Calculator Inputs
Example Data Table
| Station | MD | Inclination | Azimuth |
|---|---|---|---|
| 1 | 0 | 0 | 0 |
| 2 | 100 | 4 | 35 |
| 3 | 200 | 8 | 42 |
| 4 | 300 | 12 | 50 |
| 5 | 400 | 18 | 62 |
| 6 | 500 | 24 | 75 |
Formula Used
This calculator applies the minimum curvature method, a standard directional drilling technique for estimating the smoothest 3D path between two adjacent survey stations.
1) Course length
Course Length = MD2 − MD1
2) Dogleg angle
cos(Dogleg) = cos(I2 − I1) − sin(I1) × sin(I2) × [1 − cos(A2 − A1)]
3) Ratio factor
RF = 1 when Dogleg = 0
RF = (2 / Dogleg) × tan(Dogleg / 2) otherwise
4) Coordinate increments
ΔNorth = (Course / 2) × [sin(I1)cos(A1) + sin(I2)cos(A2)] × RF
ΔEast = (Course / 2) × [sin(I1)sin(A1) + sin(I2)sin(A2)] × RF
ΔTVD = (Course / 2) × [cos(I1) + cos(I2)] × RF
5) Accumulated position
North = ΣΔNorth, East = ΣΔEast, TVD = ΣΔTVD
6) Closure distance and azimuth
Closure = √(North² + East²)
Closure Azimuth = atan2(East, North)
7) Dogleg severity
DLS = (Dogleg in degrees / Course Length) × Reference Length
8) Vertical section
Vertical Section = North × cos(Target Azimuth) + East × sin(Target Azimuth)

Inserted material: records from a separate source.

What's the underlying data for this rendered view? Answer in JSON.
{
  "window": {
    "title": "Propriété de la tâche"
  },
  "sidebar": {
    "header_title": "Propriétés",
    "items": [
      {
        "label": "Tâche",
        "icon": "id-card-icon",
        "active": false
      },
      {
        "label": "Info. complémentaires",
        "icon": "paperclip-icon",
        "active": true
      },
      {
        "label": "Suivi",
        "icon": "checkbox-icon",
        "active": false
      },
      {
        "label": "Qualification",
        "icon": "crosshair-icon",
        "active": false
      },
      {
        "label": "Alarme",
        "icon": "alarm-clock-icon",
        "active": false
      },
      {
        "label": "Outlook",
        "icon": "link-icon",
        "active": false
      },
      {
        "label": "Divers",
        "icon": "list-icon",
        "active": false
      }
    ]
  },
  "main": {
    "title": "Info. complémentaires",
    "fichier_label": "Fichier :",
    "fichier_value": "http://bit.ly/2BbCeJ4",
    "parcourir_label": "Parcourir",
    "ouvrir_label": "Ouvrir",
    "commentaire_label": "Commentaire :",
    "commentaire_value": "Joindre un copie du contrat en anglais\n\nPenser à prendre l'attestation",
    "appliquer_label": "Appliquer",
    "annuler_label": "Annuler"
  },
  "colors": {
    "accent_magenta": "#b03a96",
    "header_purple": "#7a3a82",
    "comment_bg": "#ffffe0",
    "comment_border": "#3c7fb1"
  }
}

How to Use This Calculator
- Enter a well name for reporting clarity.
- Select feet or meters for all measured depth results.
- Set the dogleg reference length, such as 100 ft or 30 m.
- Enter the vertical section azimuth used for project alignment.
- Paste survey stations line by line as MD, inclination, azimuth.
- Press Calculate Survey to compute trajectory coordinates and severity values.
- Review the summary cards, data table, and Plotly charts.
- Use CSV or PDF export when you need a report.
FAQs
1) What does a directional survey calculator do?
It converts measured depth, inclination, and azimuth into TVD, northing, easting, closure distance, closure azimuth, vertical section, and dogleg severity for each station.
2) Which method does this tool use?
It uses the minimum curvature method. This method usually gives smoother and more realistic wellbore paths than simple tangential or average angle approaches.
3) Why is dogleg severity important?
Dogleg severity highlights how sharply the well path changes over a reference length. Higher values can signal drillstring stress, torque issues, or completion concerns.
4) What is vertical section used for?
Vertical section projects the well path onto a selected azimuth plane. It helps teams compare planned and actual trajectory progress toward a target direction.
5) Can I use feet or meters?
Yes. The calculator lets you label results in feet or meters. Keep every input depth and reference length consistent with the chosen unit system.
6) What happens if two stations have the same measured depth?
The calculation becomes invalid because course length must be positive. This file checks that measured depth increases from one station to the next.
7) Why does the first station show zero course length and dogleg?
The first station is the starting reference point. Since there is no previous station, its course length, dogleg angle, and station deltas are zero.
8) What should I review after calculation?
Check final TVD, closure distance, closure azimuth, maximum inclination, maximum DLS, and plotted trajectory shape. These values quickly reveal path quality and target alignment.